林遠那邊忙的腳沾不得地,可楊峻齊的清閒就這麼來了。
他開始有功夫坐在辦公室裡慢慢喝枸杞水了。
保溫杯是新買的,之前那個掉地上摔癟了一塊,蘇晚說不好看,給他換了個新的,深灰色的,磨砂質感,擺在桌上看著挺沉穩。
他往裡面扔了十幾粒枸杞,兩顆紅棗,一小把桂圓乾,開水一衝,蓋緊蓋子燜一會兒,喝的時候甜絲絲的。
塗遠路過他辦公室門口的時候探頭看了一眼,看見他捧著保溫杯坐在椅子上看手機,臉上的表情那叫一個安詳。
“老楊,你今年貴庚?”塗遠靠在門框上,雙手插在白大褂的口袋裡,歪著頭看他。
“二十多歲!”楊峻齊頭都沒抬。
“說清楚!二十幾歲?”
“二十九也是二十幾,不對嗎?”
“二十九歲的人,六十一歲的養生。”塗遠嘖嘖了兩聲,“你看看林鎮長,天天忙得腳不沾地,你倒好,保溫杯裡泡枸杞,不知道的還以為你提前退休了。”
“老實說!你是不是年紀輕輕就不行了?”
楊峻齊抬起眼皮看了他一眼。“嘿!我強的可怕!你這是嫉妒?”
“我嫉妒個屁,再強也無用武之地!”塗遠走進來,一屁股坐在對面的椅子上,翹起二郎腿,“我就是好奇,你這個人到底有沒有著急的時候?鋼筋穿胸你都不急,你是不是沒有腎上腺激素?”

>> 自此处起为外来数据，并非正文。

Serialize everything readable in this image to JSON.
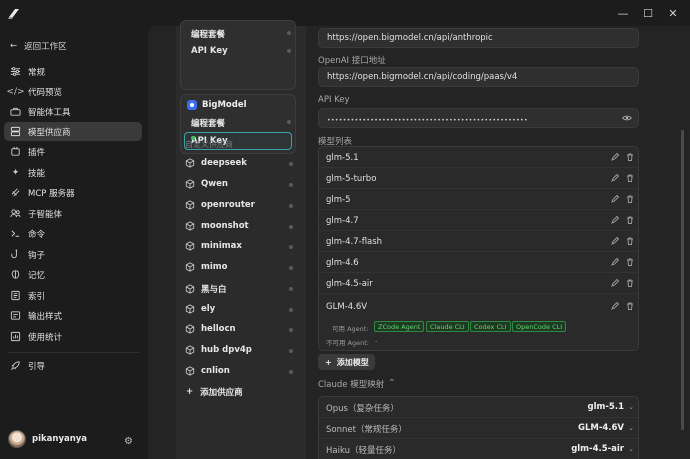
{
  "window": {
    "minimize": "—",
    "maximize": "☐",
    "close": "✕"
  },
  "sidebar": {
    "back_label": "返回工作区",
    "items": [
      {
        "label": "常规",
        "icon": "sliders-icon"
      },
      {
        "label": "代码预览",
        "icon": "code-icon"
      },
      {
        "label": "智能体工具",
        "icon": "toolbox-icon"
      },
      {
        "label": "模型供应商",
        "icon": "server-icon",
        "active": true
      },
      {
        "label": "插件",
        "icon": "plugin-icon"
      },
      {
        "label": "技能",
        "icon": "sparkle-icon"
      },
      {
        "label": "MCP 服务器",
        "icon": "mcp-icon"
      },
      {
        "label": "子智能体",
        "icon": "users-icon"
      },
      {
        "label": "命令",
        "icon": "terminal-icon"
      },
      {
        "label": "钩子",
        "icon": "hook-icon"
      },
      {
        "label": "记忆",
        "icon": "brain-icon"
      },
      {
        "label": "索引",
        "icon": "index-icon"
      },
      {
        "label": "输出样式",
        "icon": "output-icon"
      },
      {
        "label": "使用统计",
        "icon": "chart-icon"
      }
    ],
    "guide_label": "引导",
    "user_name": "pikanyanya"
  },
  "providers": {
    "card1": {
      "items": [
        {
          "label": "编程套餐"
        },
        {
          "label": "API Key"
        }
      ]
    },
    "bigmodel": {
      "title": "BigModel",
      "items": [
        {
          "label": "编程套餐"
        },
        {
          "label": "API Key",
          "active": true
        }
      ]
    },
    "custom_title": "自定义供应商",
    "custom": [
      {
        "label": "deepseek"
      },
      {
        "label": "Qwen"
      },
      {
        "label": "openrouter"
      },
      {
        "label": "moonshot"
      },
      {
        "label": "minimax"
      },
      {
        "label": "mimo"
      },
      {
        "label": "黑与白"
      },
      {
        "label": "ely"
      },
      {
        "label": "hellocn"
      },
      {
        "label": "hub dpv4p"
      },
      {
        "label": "cnlion"
      }
    ],
    "add_label": "添加供应商"
  },
  "detail": {
    "anthropic_url": "https://open.bigmodel.cn/api/anthropic",
    "openai_label": "OpenAI 接口地址",
    "openai_url": "https://open.bigmodel.cn/api/coding/paas/v4",
    "apikey_label": "API Key",
    "apikey_mask": "•••••••••••••••••••••••••••••••••••••••••••••••••••",
    "models_label": "模型列表",
    "models": [
      {
        "name": "glm-5.1"
      },
      {
        "name": "glm-5-turbo"
      },
      {
        "name": "glm-5"
      },
      {
        "name": "glm-4.7"
      },
      {
        "name": "glm-4.7-flash"
      },
      {
        "name": "glm-4.6"
      },
      {
        "name": "glm-4.5-air"
      }
    ],
    "special_model": {
      "name": "GLM-4.6V",
      "available_label": "可用 Agent:",
      "agents": [
        "ZCode Agent",
        "Claude CLI",
        "Codex CLI",
        "OpenCode CLI"
      ],
      "unavailable_label": "不可用 Agent:",
      "unavailable_value": "-"
    },
    "add_model_label": "添加模型",
    "mapping_title": "Claude 模型映射",
    "mapping": [
      {
        "key": "Opus（复杂任务）",
        "value": "glm-5.1"
      },
      {
        "key": "Sonnet（常规任务）",
        "value": "GLM-4.6V"
      },
      {
        "key": "Haiku（轻量任务）",
        "value": "glm-4.5-air"
      }
    ]
  },
  "colors": {
    "accent_green": "#43c35a",
    "active_border": "#3aa1a8",
    "background": "#1c1c1c"
  }
}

楊峻齊想了想,認真地回答:“有,但用在該用的地方。”
塗遠盯著他看了三秒鐘,然後站起來走了,走到門口又回頭說了一句:“康養中心後天開業,張姐讓我問你,你去不去揭牌?”
楊峻齊放下手機。“去。”
塗遠走了,走廊裡傳來他的腳步聲,還有一句自言自語,楊峻齊沒聽清,但大概能猜到不是什麼好話。
康養中心的事,自從張秀娟來了,楊峻齊就沒怎麼操過心。
不是不想操心,是張秀娟太能幹了。
張秀娟一手操持,每一步都走得穩穩當當。
試運營期間,養老床位全部訂出去了,入住率百分之百,這在景陽村這種地方,簡首是個奇蹟。
……
下午三西點鐘的時候,楊峻齊走進康養中心,陽光從西邊的窗戶照進來,走廊裡暖洋洋的。
幾個老人在活動室裡打牌,聲音不大,但笑聲響亮。一個老奶奶坐在窗邊織毛衣,毛線球放在腿上,藍色的,一圈一圈地繞。
護工推著輪椅從走廊那頭過來,輪椅上的老人閉著眼睛曬太陽,嘴角掛著一絲笑,不知道是睡著了還是沒睡著。
張秀娟從辦公室出來,手裡拿著一個資料夾,裡面夾著入住協議和健康檔案。
她穿著一件深藍色的外套,頭髮紮在腦後,乾淨利落,和剛開始那個唯唯諾諾的女人很不一樣,感覺整個人都是陽光和自信的。